Where there was once only raw dirt, God breathed and the man was animated. God’s canvas: the soil of His own creation. His inspiration: Himself. Humankind was to be His great masterwork: a self-portrait crafted from the dusty particulars of a freshly ordered earth.

This week, I met briefly with a Disney animator at his office in Burbank. He’s been giving direction to pencil lines on paper for several decades. His role is unique among the artists housed in the whimsical Fantasia-inspired studio. His job is to ensure that any drawn character making it from sketch to computer to screen retains the emotional subtlety that almost imperceptibly yet critically gives the character a “soul.” The only way to better convey the soul of a line-drawn figure, is by making adjustments to the lines themselves.

He froze an image from an upcoming Disney movie on his computer screen and picked up a stylus. Then, looking at the image on his screen, he drew three bold black lines directly on the image: he moved each of the character’s eyebrows only a fraction of an inch in either direction and then he re-curved the corners of the mouth. That’s it. Everything and virtually nothing was different. But, right before us: the soul of the character came to life. What wasn’t there before, was now unmistakably present.

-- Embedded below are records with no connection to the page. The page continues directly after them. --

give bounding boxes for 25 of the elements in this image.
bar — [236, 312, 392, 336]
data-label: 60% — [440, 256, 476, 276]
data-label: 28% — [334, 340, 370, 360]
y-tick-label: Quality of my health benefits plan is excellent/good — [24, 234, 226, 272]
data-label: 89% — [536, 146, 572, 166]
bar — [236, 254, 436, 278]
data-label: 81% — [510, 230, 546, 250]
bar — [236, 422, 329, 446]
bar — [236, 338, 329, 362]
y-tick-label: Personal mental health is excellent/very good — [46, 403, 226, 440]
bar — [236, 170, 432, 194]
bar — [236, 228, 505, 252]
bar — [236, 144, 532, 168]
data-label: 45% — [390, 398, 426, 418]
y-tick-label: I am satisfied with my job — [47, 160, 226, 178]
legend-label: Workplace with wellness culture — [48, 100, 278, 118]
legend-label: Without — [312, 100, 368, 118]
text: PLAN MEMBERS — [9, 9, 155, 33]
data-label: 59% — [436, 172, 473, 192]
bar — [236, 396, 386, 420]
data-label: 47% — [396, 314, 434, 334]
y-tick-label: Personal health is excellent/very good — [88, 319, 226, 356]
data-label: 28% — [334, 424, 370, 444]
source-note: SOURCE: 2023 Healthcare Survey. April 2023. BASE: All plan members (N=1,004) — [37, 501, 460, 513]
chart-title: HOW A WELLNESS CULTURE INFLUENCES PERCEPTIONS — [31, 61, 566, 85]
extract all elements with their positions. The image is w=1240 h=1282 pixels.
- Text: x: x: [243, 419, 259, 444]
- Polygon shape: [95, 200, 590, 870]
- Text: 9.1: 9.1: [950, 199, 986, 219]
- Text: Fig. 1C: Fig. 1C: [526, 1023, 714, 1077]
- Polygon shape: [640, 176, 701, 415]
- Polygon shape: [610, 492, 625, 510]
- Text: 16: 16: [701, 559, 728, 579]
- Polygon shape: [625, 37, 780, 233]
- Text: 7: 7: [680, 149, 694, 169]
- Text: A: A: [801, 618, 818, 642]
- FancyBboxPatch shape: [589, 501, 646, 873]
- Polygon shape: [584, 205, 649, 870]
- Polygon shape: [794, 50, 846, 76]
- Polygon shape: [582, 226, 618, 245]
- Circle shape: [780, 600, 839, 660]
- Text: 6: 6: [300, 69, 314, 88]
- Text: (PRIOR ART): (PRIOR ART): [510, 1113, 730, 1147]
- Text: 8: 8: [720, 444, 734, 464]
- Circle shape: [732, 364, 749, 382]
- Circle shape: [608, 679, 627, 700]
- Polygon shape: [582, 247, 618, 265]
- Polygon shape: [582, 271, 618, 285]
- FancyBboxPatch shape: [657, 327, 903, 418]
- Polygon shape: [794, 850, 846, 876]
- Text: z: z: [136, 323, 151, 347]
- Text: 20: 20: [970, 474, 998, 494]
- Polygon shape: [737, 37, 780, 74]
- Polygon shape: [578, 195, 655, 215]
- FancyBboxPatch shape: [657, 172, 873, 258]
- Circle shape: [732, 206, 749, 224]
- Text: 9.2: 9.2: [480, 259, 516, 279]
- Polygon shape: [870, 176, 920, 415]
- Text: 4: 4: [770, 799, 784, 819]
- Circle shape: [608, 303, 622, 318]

Then, he motioned us over to his drawing table. It was as you’d expect: a few pencils on a drafting table and a moveable incandescent desk lamp illuminating a stack of blank pages. The area around the desk was crowded with initial sketches from Disney movies. He showed us a few of them, flipping quickly through the pages, setting the characters into motion. Then, he turned back to his desk, grabbed a pencil, and clicked on the light. I don’t think he realized all of the impact of what he was about to do.

He drew three iconic circles on a page: a round head and elliptical ears. Within seconds, the master had begun his creation. Subsequently, he drew three more of the same image in slightly different poses. He separated all four pages between each of his fingers and flipped quickly between them all — back and forth in rapid sequence. Where there was previously nothing, a character-in-motion emerged. Four frames told an unambiguous story of surprise. Whimsical pencil scratches were drawn to life. He signed the bottom corner of the top-most drawing and handed the stack of four to my son. It was as if he had entrusted a ten year old with life itself — a life crafted by the hands of a master.

I couldn’t help but think that ours is a sacred trust: to uphold what has been created — for us, for everyone else. The implications flickered forward at 30 frames per second: every earthly character, regardless of how rough or polished we may imagine their sketch to be, is still a work of the Master, sprung sacredly to life and given to dignity.